Asked about the joint venture plans for Marston’s existing collection of UK breweries and sub-brands and how Carlsberg Marston’s Brewing Company will promote diversity and consumer choice in Britain’s pubs, Blawat explains that his vision is to combine Carlsberg’s lager credentials with Marston’s cask ale expertise to form “an enviable beer and beverage portfolio”.
“One of the greatest strengths of the Marston’s business is its portfolio of regional brands that are brewed locally,” Blawat explains. “It will remain important to the joint venture that we continue to have a local brewery for consumers of these brands.
“Ultimately, Carlsberg Marston’s Brewing Company will have complementary international, national and regional beers and brands to offer to pubs and beer drinkers.
“Carlsberg brands include Carlsberg Danish Pilsner, Carlsberg Expørt, Poretti, Tetley’s, Somersby cider and the London Fields Brewery craft portfolio, brewed in Hackney, London. It also holds the brand licences in the UK for San Miguel, Mahou and the Brooklyn Brewery craft beer portfolio.

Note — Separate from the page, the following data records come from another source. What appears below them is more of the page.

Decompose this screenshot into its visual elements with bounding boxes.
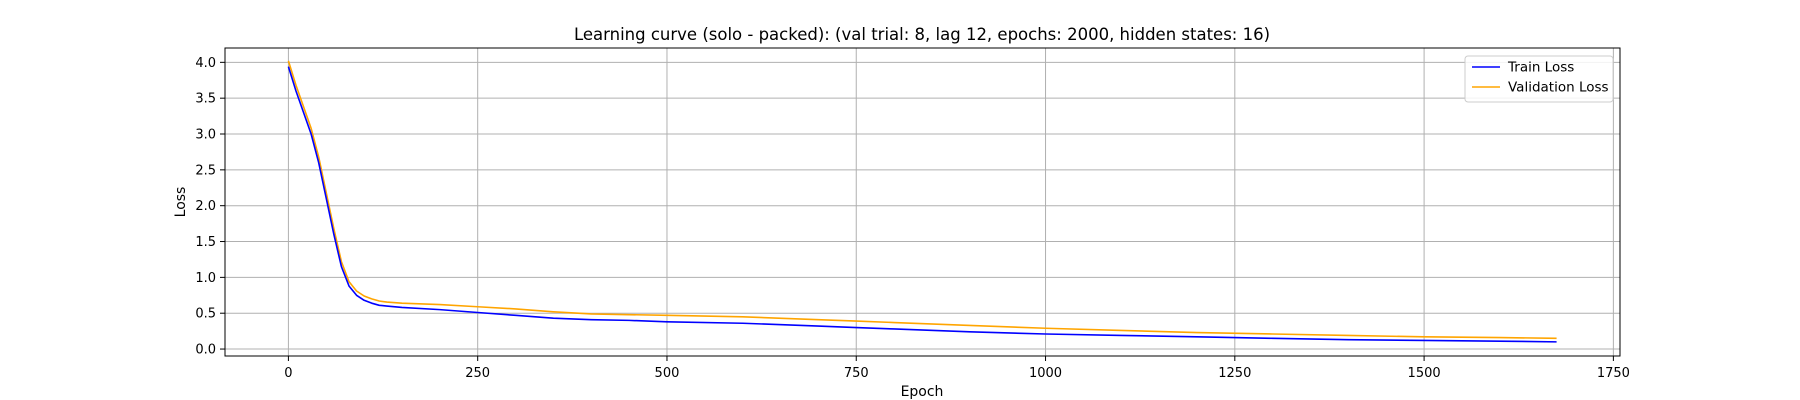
y-tick-label: 0.0 [195,343,216,358]
x-tick-label: 750 [844,366,869,381]
plot-area [225,48,1620,356]
y-tick-label: 3.5 [195,92,216,107]
y-axis: 0.0 0.5 1.0 1.5 2.0 2.5 3.0 3.5 4.0 [195,56,225,358]
y-tick-label: 3.0 [195,128,216,143]
x-tick-label: 250 [465,366,490,381]
x-tick-label: 1000 [1029,366,1062,381]
y-tick-label: 1.0 [195,271,216,286]
series-line-train-loss [287,66,1557,343]
legend: Train Loss Validation Loss [1464,55,1614,103]
series-layer [287,60,1557,343]
x-tick-label: 500 [655,366,680,381]
chart-title: Learning curve (solo - packed): (val tri… [574,25,1270,44]
y-tick-label: 4.0 [195,56,216,71]
x-tick-label: 1250 [1218,366,1251,381]
x-tick-label: 1750 [1597,366,1630,381]
legend-label-train-loss: Train Loss [1507,60,1574,76]
y-tick-label: 1.5 [195,235,216,250]
y-axis-label: Loss [173,187,189,218]
x-axis: 0 250 500 750 1000 1250 1500 1750 [284,356,1630,381]
legend-label-validation-loss: Validation Loss [1508,80,1609,96]
x-axis-label: Epoch [901,384,944,400]
y-tick-label: 2.0 [195,199,216,214]
y-tick-label: 2.5 [195,163,216,178]
x-tick-label: 0 [284,366,292,381]
plot-frame [224,47,1621,357]
y-tick-label: 0.5 [195,307,216,322]
x-tick-label: 1500 [1408,366,1441,381]
grid [225,48,1620,356]
legend-frame [1464,55,1614,103]
series-line-validation-loss [287,60,1557,340]
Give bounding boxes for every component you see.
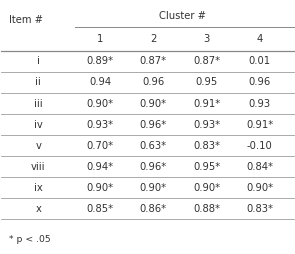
Text: 0.96*: 0.96* [140, 120, 167, 130]
Text: 4: 4 [256, 34, 263, 44]
Text: 0.95*: 0.95* [193, 162, 220, 172]
Text: 0.83*: 0.83* [246, 204, 273, 214]
Text: -0.10: -0.10 [247, 141, 273, 151]
Text: 0.70*: 0.70* [87, 141, 114, 151]
Text: 2: 2 [150, 34, 157, 44]
Text: 0.91*: 0.91* [246, 120, 273, 130]
Text: 0.87*: 0.87* [140, 56, 167, 66]
Text: 0.93*: 0.93* [193, 120, 220, 130]
Text: 0.85*: 0.85* [87, 204, 114, 214]
Text: iii: iii [34, 99, 43, 108]
Text: x: x [35, 204, 41, 214]
Text: 0.89*: 0.89* [87, 56, 114, 66]
Text: 1: 1 [97, 34, 104, 44]
Text: 0.96: 0.96 [248, 77, 271, 87]
Text: 0.90*: 0.90* [87, 99, 114, 108]
Text: 0.87*: 0.87* [193, 56, 220, 66]
Text: i: i [37, 56, 40, 66]
Text: ix: ix [34, 183, 43, 193]
Text: 0.90*: 0.90* [246, 183, 273, 193]
Text: iv: iv [34, 120, 43, 130]
Text: viii: viii [31, 162, 46, 172]
Text: 0.90*: 0.90* [87, 183, 114, 193]
Text: 3: 3 [203, 34, 210, 44]
Text: 0.95: 0.95 [195, 77, 218, 87]
Text: 0.93: 0.93 [248, 99, 271, 108]
Text: 0.01: 0.01 [248, 56, 271, 66]
Text: 0.96*: 0.96* [140, 162, 167, 172]
Text: 0.90*: 0.90* [140, 99, 167, 108]
Text: 0.96: 0.96 [142, 77, 165, 87]
Text: 0.83*: 0.83* [193, 141, 220, 151]
Text: * p < .05: * p < .05 [9, 235, 50, 244]
Text: 0.93*: 0.93* [87, 120, 114, 130]
Text: 0.88*: 0.88* [193, 204, 220, 214]
Text: 0.90*: 0.90* [193, 183, 220, 193]
Text: 0.86*: 0.86* [140, 204, 167, 214]
Text: 0.91*: 0.91* [193, 99, 220, 108]
Text: v: v [35, 141, 41, 151]
Text: 0.63*: 0.63* [140, 141, 167, 151]
Text: ii: ii [35, 77, 41, 87]
Text: Item #: Item # [9, 15, 43, 25]
Text: 0.94*: 0.94* [87, 162, 114, 172]
Text: 0.84*: 0.84* [246, 162, 273, 172]
Text: 0.94: 0.94 [89, 77, 112, 87]
Text: 0.90*: 0.90* [140, 183, 167, 193]
Text: Cluster #: Cluster # [159, 11, 206, 21]
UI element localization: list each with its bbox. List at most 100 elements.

“Marston’s is a leading pub operator and independent brewer of premium cask and packaged ales, including Hobgoblin, Wainwright, Marston’s Pedigree and 61 Deep. Marston’s also operates a number of brands under licence with global brand owners such as Estrella Damm, Shipyard, Erdinger, Warsteiner and Kirin.”
Fuller’s and Greene King comparisons?
What’s more, while CAMRA’s Stainer describes the joint venture as “further consolidation” following landmark deals between Asahi and Fuller’s beer business and Greene King and CK Asset Holdings in the past 18 months – Douglas Jack, equity analyst at investment banking specialist Peel Hunt argues that Marston’s may have got the best deal of the lot.
“The Greene King deal is very different in that they were buying the entire business – all the pubs and everything else – and coming off the stock market,” he explains. “There will be more parallels with the Asahi deal with Fuller’s except Asahi has taken over 100% of the brewery function of Fuller’s whereas here Carlsberg is taking 60%. That’s where the similarities would be greatest between those two transactions. Fuller’s obviously sold on a good price when they did their transaction.
“What people will look at, obviously – and we've seen it before with Young’s, Charles Wells and others – when you do these transactions you want to make sure that you’re brewing and beer quality is retained and not compromised, but the fact the guys at Marston’s actually have an involvement through the joint venture should help to protect their core beer products.”